The three types of time
All data within a financial institution falls into one of three categories: historical, recent or real-time – and firms will need to access each for different reasons.

The incoming BCBS 239 regulation is a good example of where firms – in this case, global systemically important banks (G-SIBs) – need to address governance of historical data. It includes principles around clarity, completeness, quality and others – all of which need to be in place by January 2016.

Customer reporting requires firms to get a handle on recent data from earlier in the day while various surveillance activities demand a combination of recent and real-time insight. This allows firms to draw conclusions by comparing events as they happen against past scenarios. The Basel III CRD IV also calls for recent information while, increasingly, risk metrics such as VaR rely on rapid interpretation of real-time data.

Creating a temporal view
Whether it’s market data, corporate actions, specific trades, client orders, chat logs, emails, SMS or the P&L, each piece of data exists and changes in real-time, earlier today or further in the past. However, unless they are all linked together in a way that firms can analyse, there is no way of providing a meaningful overview of the business at any point in time.

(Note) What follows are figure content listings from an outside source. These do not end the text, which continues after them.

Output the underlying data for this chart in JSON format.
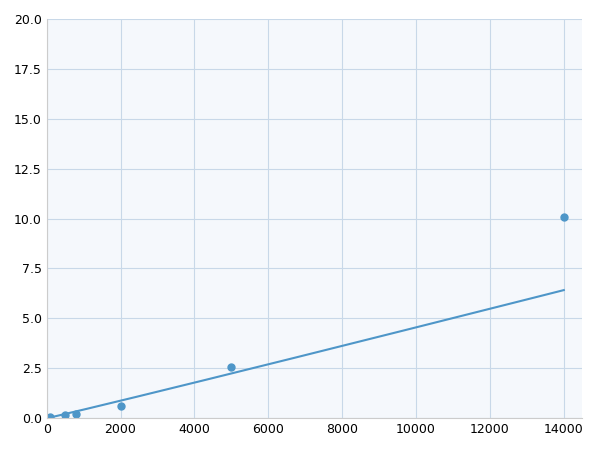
{
  "x_points": [
    100,
    500,
    800,
    2000,
    5000,
    14000
  ],
  "y_points": [
    0.08,
    0.15,
    0.2,
    0.62,
    2.55,
    10.1
  ],
  "line_color": "#4e96c8",
  "marker_color": "#4e96c8",
  "marker_size": 5,
  "xlim": [
    0,
    14500
  ],
  "ylim": [
    0,
    20
  ],
  "xticks": [
    0,
    2000,
    4000,
    6000,
    8000,
    10000,
    12000,
    14000
  ],
  "yticks": [
    0.0,
    2.5,
    5.0,
    7.5,
    10.0,
    12.5,
    15.0,
    17.5,
    20.0
  ],
  "grid_color": "#c8d8e8",
  "background_color": "#f5f8fc",
  "figsize": [
    6.0,
    4.5
  ],
  "dpi": 100
}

Mark Sykes, Kx Systems Mark Sykes, Kx Systems

One option is a flexible temporal approach, which allows firms to knit together information at precise points on a metaphorical ball of string. That means they can rewind events and see what the state of the business was at a particular moment in history, including the impact of any actions leading up to it.

Some firms have struggled to introduce this concept due to the limitations of their technology. There are architectures that simply don’t allow for time-based analysis – and it’s a common issue that can result from opting for a seemingly safe choice.

Even where firms have succeeded in layering a temporal view on their data, it is only part of a longer journey. Just storing the time at which each business event occurred is simply not enough – firms need to fundamentally understand time. That means they have to interconnect all the information within the time dimension in a meaningful way. Also, to look at the world in this way calls for speed so users can cut through the complexity and maintain performance.

Square pegs and round holes
Legacy technology, again, is a hurdle. In many cases, the three different collections of data will live on three different platforms – such as a traditional database for historical data, in-memory for recent and event processing software for real-time.

This type of technology stack can offer a wide variety of options. However, it is rare for constituent applications to span more than one of the three domains effectively – and even rarer for them to do so with sufficient performance.

As a result, users can make connections within their historical or in-memory databases, but not across their whole system. The unfortunate reality is that programmers might have to write very similar code two or three times in different systems and then aggregate results back together before they can be used.  However, this is time-consuming, error-prone and makes the system very difficult to maintain in the long-term.

Ultimately, if the set up is not designed for time-series analysis at its heart, it becomes an expensive, complex and slow solution – and users will find themselves trying to fit square pegs into round holes.

A unified approach
The question then becomes how to write the code once so users can deploy a single query and see results across all of their data sets. The answer is one unifying piece of architecture that spans all time boundaries – and this really is the key to putting theory into practice.

Many firms will recognise that all their data is in some way time-dependent. By rethinking and unifying the underlying technology, they can move beyond simply storing data or even analysing part of it, to truly understanding all of it and making correlations across the business.

The cost benefit is huge – and that’s crucial. In order for regulations to deliver on transparency and stability, firms have to be able to comply in the first place. Often, this ends up as a balance sheet issue. Time really does mean money – and firms that embed it into their technology in the right way stand to make the greatest savings.